Smart City : une ville numérique à quel prix ?
La Ville de Pontarlier envisage de s’engager dans une démarche de développement d’une « smart city » pour rendre le territoire plus écologique et « intelligent ». Qu’est-ce qui se cache derrière cet anglicisme vendeur qui promet d’améliorer les villes grâce au numérique ?

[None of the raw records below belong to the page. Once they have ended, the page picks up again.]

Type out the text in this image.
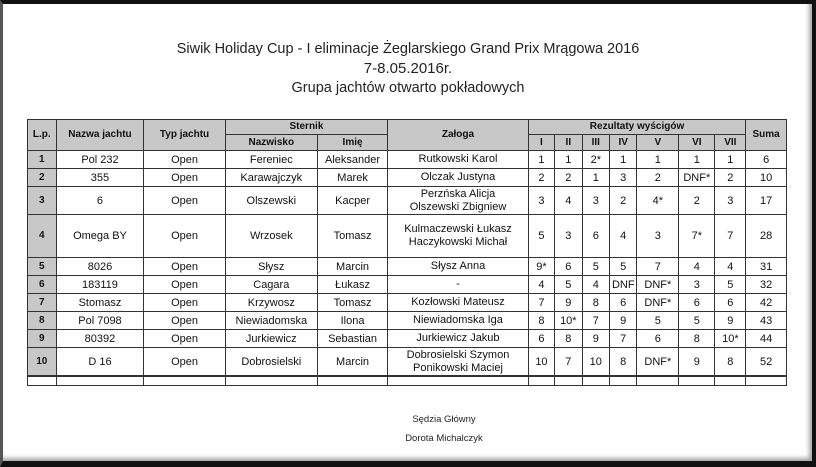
Siwik Holiday Cup - I eliminacje Żeglarskiego Grand Prix Mrągowa 2016
7-8.05.2016r.
Grupa jachtów otwarto pokładowych
L.p.	Nazwa jachtu	Typ jachtu	Sternik		Załoga	Rezultaty wyścigów							Suma
			Nazwisko	Imię		I	II	III	IV	V	VI	VII	
1	Pol 232	Open	Fereniec	Aleksander	Rutkowski Karol	1	1	2*	1	1	1	1	6
2	355	Open	Karawajczyk	Marek	Olczak Justyna	2	2	1	3	2	DNF*	2	10
3	6	Open	Olszewski	Kacper	Perzńska Alicja
Olszewski Zbigniew	3	4	3	2	4*	2	3	17
4	Omega BY	Open	Wrzosek	Tomasz	Kulmaczewski Łukasz
Haczykowski Michał	5	3	6	4	3	7*	7	28
5	8026	Open	Słysz	Marcin	Słysz Anna	9*	6	5	5	7	4	4	31
6	183119	Open	Cagara	Łukasz	-	4	5	4	DNF	DNF*	3	5	32
7	Stomasz	Open	Krzywosz	Tomasz	Kozłowski Mateusz	7	9	8	6	DNF*	6	6	42
8	Pol 7098	Open	Niewiadomska	Ilona	Niewiadomska Iga	8	10*	7	9	5	5	9	43
9	80392	Open	Jurkiewicz	Sebastian	Jurkiewicz Jakub	6	8	9	7	6	8	10*	44
10	D 16	Open	Dobrosielski	Marcin	Dobrosielski Szymon
Ponikowski Maciej	10	7	10	8	DNF*	9	8	52

Sędzia Główny
Dorota Michalczyk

La population urbaine ne cesse de croître à travers le monde et les enjeux écologiques et sanitaires actuels nécessitent d’imaginer quelle trajectoire prendra cette évolution à l’avenir. Les domaines entrant en ligne de compte sont autant la sécurité, les transports, la santé ou encore l’énergie, en somme tout ce qui fait le quotidien d’un.e citoyen.ne à l’heure actuelle. Le concept de smart city – « ville intelligente » en français – propose de les décliner aux couleurs de l’écologie, de l’inclusivité et de l’efficacité grâce aux nouvelles technologies de l’information et de la communication (TIC) et ainsi de répondre aux enjeux de demain à l’aide des outils issus de la quatrième révolution numérique. Les promesses sont alléchantes : refonte des outils de citoyenneté pour davantage de démocratie participative, économies d’énergie grâce à l’analyse des données en temps réel des utilisateur.ices, collaborations avec des acteurs privés innovants afin d’améliorer la résilience et la cohésion de notre territoire ou encore optimisation des services publics via une mise en ligne des procédures administratives. Chaque projet de smart city propose de s’adapter aux besoins et aux spécificités des territoires et en cela la ville intelligente n’a pas de contours définis. La preuve en est la multitude de villes qui se sont autoproclamées « smart city » – Barcelone, Singapour, Lyon, Zurich, Nantes – et se distinguent différemment dans l’application concrète de ce concept. De la même manière, des projets similaires ont pu être menés à bien par d’autres villes sans que ces dernières ne se revendiquent smart cities ; après tout, les nouvelles technologies n’ont pas attendu l’apparition de ce concept pour s’imposer dans notre quotidien. 5G, électroménager connecté, internet des objets (IoT), vente et conférences en ligne, intelligence artificielle, capteurs et processus de récolte, de stockage et d’analyse de nos données : le numérique a déjà su faire parler de lui pour le meilleur et pour le pire.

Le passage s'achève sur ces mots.